その前提は、まだ有効ですか?なぜ、なぜ、なぜを繰り返し続ける
こんにちは、裏番長です。
今日は、旧ブログで好評だった記事を紹介したいと思います。
諸外国に比較して日本で伝統療法の評価が低いのは、明治時代に始まった国策(富国強兵政策)が原因であると考えられます。(「漫画ハリ入門 楽しくわかる経絡治療」医道の日本社より)
代替医療や伝統医療は、西洋医学と比較すると、治療・治癒に時間がかかります。(この記事では、ハーブやホメオパシーのことは西洋伝統医学と呼び「西洋医学」とは区別します。)
戦地で痛みをおさえて戦わせる、銃撃・爆撃による怪我を縫合して戦わせ続けるためには、伝統医療よりも西洋医学の方が有用です。そのため、明治政府は伝統医療の従事者を西洋医学に転向させる国策をとりました。
明治新政府の軍医であった石黒忠悳(いしぐろただのり:軍医であった森鴎外の上官)は「私の手で漢方を撲滅します」とまで発言していたと伝えられています。西洋医学の考え方を急速に浸透させるために、漢方・東洋医学は医学的根拠がない「民間療法」として取り扱うことで、国力の増強に邁進したのです。
ここで気がついていただきたいのは「明治政府が西洋医学に突き進まなければいけなかった原因」と「その原因・前提が現在でも有効なのか」という点です。
「急進的な富国強兵政策の下で伝統医療を排除し、有能な治療家に西洋医学を学ばせる」。このことは、当時の国の政策として、理にかなっていますし。国益だったのでしょう。
ところで、現代はどういう時代なのでしょうか?
急性外傷等に対する西洋医学の貢献は疑いようもありません。
しかし、ストレス過多による免疫力の低下との関連性が疑われる、症状が変化しやすい疾病が多い現代において、原因が明確または症状にパタンがある疾病の治療を得意とする西洋医学偏重の政策を継続しなければいけない理由があるのでしょうか?
代替医療は症状ではなく、その人の体質そのものを見るため症状が変化したり原因が不明でも効果を上げやついという特長があります。ストレス過多による免疫力の低下との関連性が疑われる疾病においては、代替医療が貢献できることが多いのです。
社会環境が大きく異なり、疾病の原因も大きく異なる今日において、明治時代に日本政府が採用した政策に固執しなければならない事情が何かあるのだとしたら、それは既得権を疑わざるを得ません。
明治時代から脈々と続けてきた、医療制度、医療保険制度、医師の教育制度、一般人に対する衛生概念教育制度があります。
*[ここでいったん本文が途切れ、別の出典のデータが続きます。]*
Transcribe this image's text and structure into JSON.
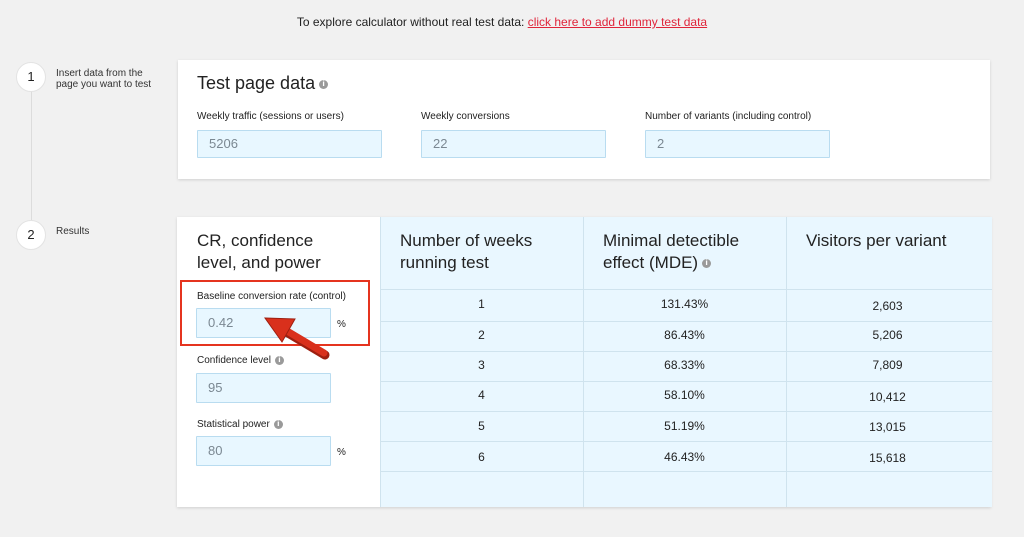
{
  "top_note": {
    "text": "To explore calculator without real test data:",
    "link": "click here to add dummy test data"
  },
  "steps": [
    {
      "number": "1",
      "label": "Insert data from the page you want to test"
    },
    {
      "number": "2",
      "label": "Results"
    }
  ],
  "test_page": {
    "title": "Test page data",
    "fields": [
      {
        "label": "Weekly traffic (sessions or users)",
        "value": "5206"
      },
      {
        "label": "Weekly conversions",
        "value": "22"
      },
      {
        "label": "Number of variants (including control)",
        "value": "2"
      }
    ]
  },
  "results": {
    "left_title_line1": "CR, confidence",
    "left_title_line2": "level, and power",
    "baseline_label": "Baseline conversion rate (control)",
    "baseline_value": "0.42",
    "baseline_unit": "%",
    "confidence_label": "Confidence level",
    "confidence_value": "95",
    "power_label": "Statistical power",
    "power_value": "80",
    "power_unit": "%",
    "columns": [
      {
        "line1": "Number of weeks",
        "line2": "running test"
      },
      {
        "line1": "Minimal detectible",
        "line2": "effect (MDE)"
      },
      {
        "line1": "Visitors per variant",
        "line2": ""
      }
    ],
    "rows": [
      {
        "weeks": "1",
        "mde": "131.43%",
        "visitors": "2,603"
      },
      {
        "weeks": "2",
        "mde": "86.43%",
        "visitors": "5,206"
      },
      {
        "weeks": "3",
        "mde": "68.33%",
        "visitors": "7,809"
      },
      {
        "weeks": "4",
        "mde": "58.10%",
        "visitors": "10,412"
      },
      {
        "weeks": "5",
        "mde": "51.19%",
        "visitors": "13,015"
      },
      {
        "weeks": "6",
        "mde": "46.43%",
        "visitors": "15,618"
      }
    ]
  },
  "colors": {
    "accent_link": "#e0243a",
    "field_bg": "#e8f7ff",
    "highlight": "#e5341f",
    "arrow": "#d9301c"
  }
}
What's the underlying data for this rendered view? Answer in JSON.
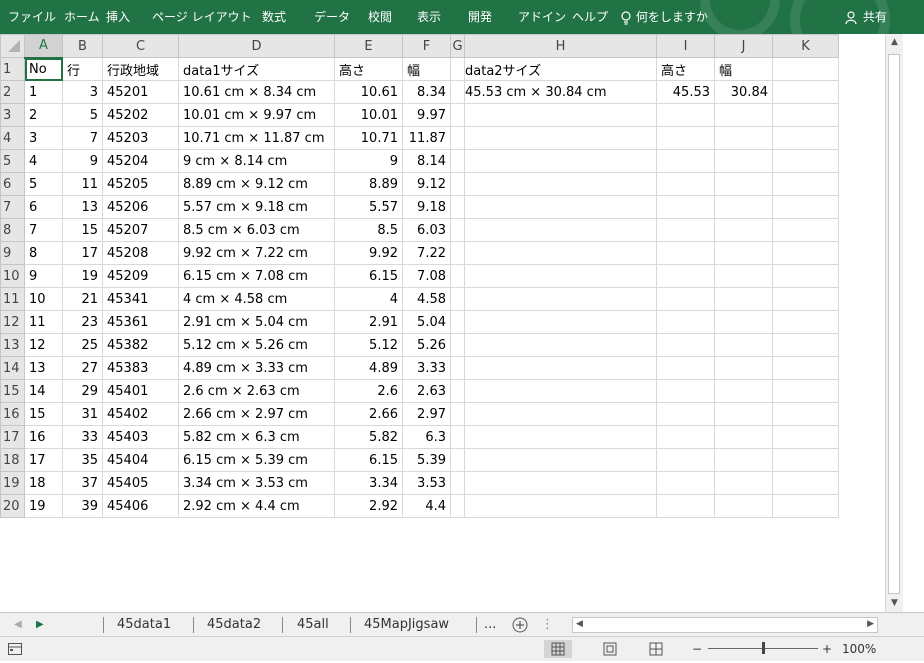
{
  "ribbon": {
    "tabs": [
      "ファイル",
      "ホーム",
      "挿入",
      "ページ レイアウト",
      "数式",
      "データ",
      "校閲",
      "表示",
      "開発",
      "アドイン",
      "ヘルプ"
    ],
    "tell_me": "何をしますか",
    "share": "共有",
    "bg_color": "#217346"
  },
  "sheet": {
    "columns": [
      "A",
      "B",
      "C",
      "D",
      "E",
      "F",
      "G",
      "H",
      "I",
      "J",
      "K"
    ],
    "selected_column": "A",
    "rows": [
      {
        "n": "1",
        "cells": [
          "No",
          "行",
          "行政地域",
          "data1サイズ",
          "高さ",
          "幅",
          "",
          "data2サイズ",
          "高さ",
          "幅",
          ""
        ]
      },
      {
        "n": "2",
        "cells": [
          "1",
          "3",
          "45201",
          "10.61 cm × 8.34 cm",
          "10.61",
          "8.34",
          "",
          "45.53 cm ×  30.84 cm",
          "45.53",
          "30.84",
          ""
        ]
      },
      {
        "n": "3",
        "cells": [
          "2",
          "5",
          "45202",
          "10.01 cm × 9.97 cm",
          "10.01",
          "9.97",
          "",
          "",
          "",
          "",
          ""
        ]
      },
      {
        "n": "4",
        "cells": [
          "3",
          "7",
          "45203",
          "10.71 cm × 11.87 cm",
          "10.71",
          "11.87",
          "",
          "",
          "",
          "",
          ""
        ]
      },
      {
        "n": "5",
        "cells": [
          "4",
          "9",
          "45204",
          "9 cm × 8.14 cm",
          "9",
          "8.14",
          "",
          "",
          "",
          "",
          ""
        ]
      },
      {
        "n": "6",
        "cells": [
          "5",
          "11",
          "45205",
          "8.89 cm × 9.12 cm",
          "8.89",
          "9.12",
          "",
          "",
          "",
          "",
          ""
        ]
      },
      {
        "n": "7",
        "cells": [
          "6",
          "13",
          "45206",
          "5.57 cm × 9.18 cm",
          "5.57",
          "9.18",
          "",
          "",
          "",
          "",
          ""
        ]
      },
      {
        "n": "8",
        "cells": [
          "7",
          "15",
          "45207",
          "8.5 cm × 6.03 cm",
          "8.5",
          "6.03",
          "",
          "",
          "",
          "",
          ""
        ]
      },
      {
        "n": "9",
        "cells": [
          "8",
          "17",
          "45208",
          "9.92 cm × 7.22 cm",
          "9.92",
          "7.22",
          "",
          "",
          "",
          "",
          ""
        ]
      },
      {
        "n": "10",
        "cells": [
          "9",
          "19",
          "45209",
          "6.15 cm × 7.08 cm",
          "6.15",
          "7.08",
          "",
          "",
          "",
          "",
          ""
        ]
      },
      {
        "n": "11",
        "cells": [
          "10",
          "21",
          "45341",
          "4 cm × 4.58 cm",
          "4",
          "4.58",
          "",
          "",
          "",
          "",
          ""
        ]
      },
      {
        "n": "12",
        "cells": [
          "11",
          "23",
          "45361",
          "2.91 cm × 5.04 cm",
          "2.91",
          "5.04",
          "",
          "",
          "",
          "",
          ""
        ]
      },
      {
        "n": "13",
        "cells": [
          "12",
          "25",
          "45382",
          "5.12 cm × 5.26 cm",
          "5.12",
          "5.26",
          "",
          "",
          "",
          "",
          ""
        ]
      },
      {
        "n": "14",
        "cells": [
          "13",
          "27",
          "45383",
          "4.89 cm × 3.33 cm",
          "4.89",
          "3.33",
          "",
          "",
          "",
          "",
          ""
        ]
      },
      {
        "n": "15",
        "cells": [
          "14",
          "29",
          "45401",
          "2.6 cm × 2.63 cm",
          "2.6",
          "2.63",
          "",
          "",
          "",
          "",
          ""
        ]
      },
      {
        "n": "16",
        "cells": [
          "15",
          "31",
          "45402",
          "2.66 cm × 2.97 cm",
          "2.66",
          "2.97",
          "",
          "",
          "",
          "",
          ""
        ]
      },
      {
        "n": "17",
        "cells": [
          "16",
          "33",
          "45403",
          "5.82 cm × 6.3 cm",
          "5.82",
          "6.3",
          "",
          "",
          "",
          "",
          ""
        ]
      },
      {
        "n": "18",
        "cells": [
          "17",
          "35",
          "45404",
          "6.15 cm × 5.39 cm",
          "6.15",
          "5.39",
          "",
          "",
          "",
          "",
          ""
        ]
      },
      {
        "n": "19",
        "cells": [
          "18",
          "37",
          "45405",
          "3.34 cm × 3.53 cm",
          "3.34",
          "3.53",
          "",
          "",
          "",
          "",
          ""
        ]
      },
      {
        "n": "20",
        "cells": [
          "19",
          "39",
          "45406",
          "2.92 cm × 4.4 cm",
          "2.92",
          "4.4",
          "",
          "",
          "",
          "",
          ""
        ]
      }
    ]
  },
  "sheet_tabs": {
    "tabs": [
      "45data1",
      "45data2",
      "45all",
      "45MapJigsaw"
    ],
    "more": "...",
    "add_icon": "plus-circle-icon"
  },
  "status": {
    "zoom": "100%",
    "accent": "#217346"
  }
}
これに手を加えることは並大抵ではありません。
医療分野ではピンと来ないと思いますので、別の例を出してみます。
日本では、戦後の復興のために性別による社会責任の分担を採用しました。(男性は会社で猛烈に働き、女性がそれを支えること。)
このことも、当時の日本政府・日本人が「最適である」と考えて採用したことであって、積極的に「女性を差別しよう、さげすもう」として採用したわけではないでしょう。しかし、結果として、戦後復興を果たし、役割分業が必須ではなくなった現代のいても、まだ完全には是正されていません。
一度、国を挙げて採用した仕組みを変えるのは大変なことなのです。
しかし、結婚出産後にも女性が働き続けるためには、ムギ畑やワーキングマザースタイル(WMS)のような地道なコミュニティによる情報交換が少しずつ浸透し、メディアに取り上げられ、政策にまで影響を与えていきました。この変化の胎動が大きくなりはじめたタイミングで、勝間和代のような時代のアイコンが出てきたことで、変化が加速していることを感じています。
伝統医療と西洋医療の統合医療という分野では、まだ変化が起きているという兆しすらありません。しかし、あきらめずに、ブログや患者同士のネットワークがムギ畑やWMSと同じような役割を果たしていけたらと思っています。
まずは、このブログをお読みの方だけでも、日本で伝統療法の権威を落とそうとした背景には
- 戦争での勝利という当時の大義名分があり、
- その前提は既に現代日本では崩れ去っていると言うこと、
- それどころか、知恵と知識が主要財産である現代社会においては、日本独自の知識と技術を消し去ることは、国益と反する可能性も高いのだ
ということに、気がついていただければ嬉しいです。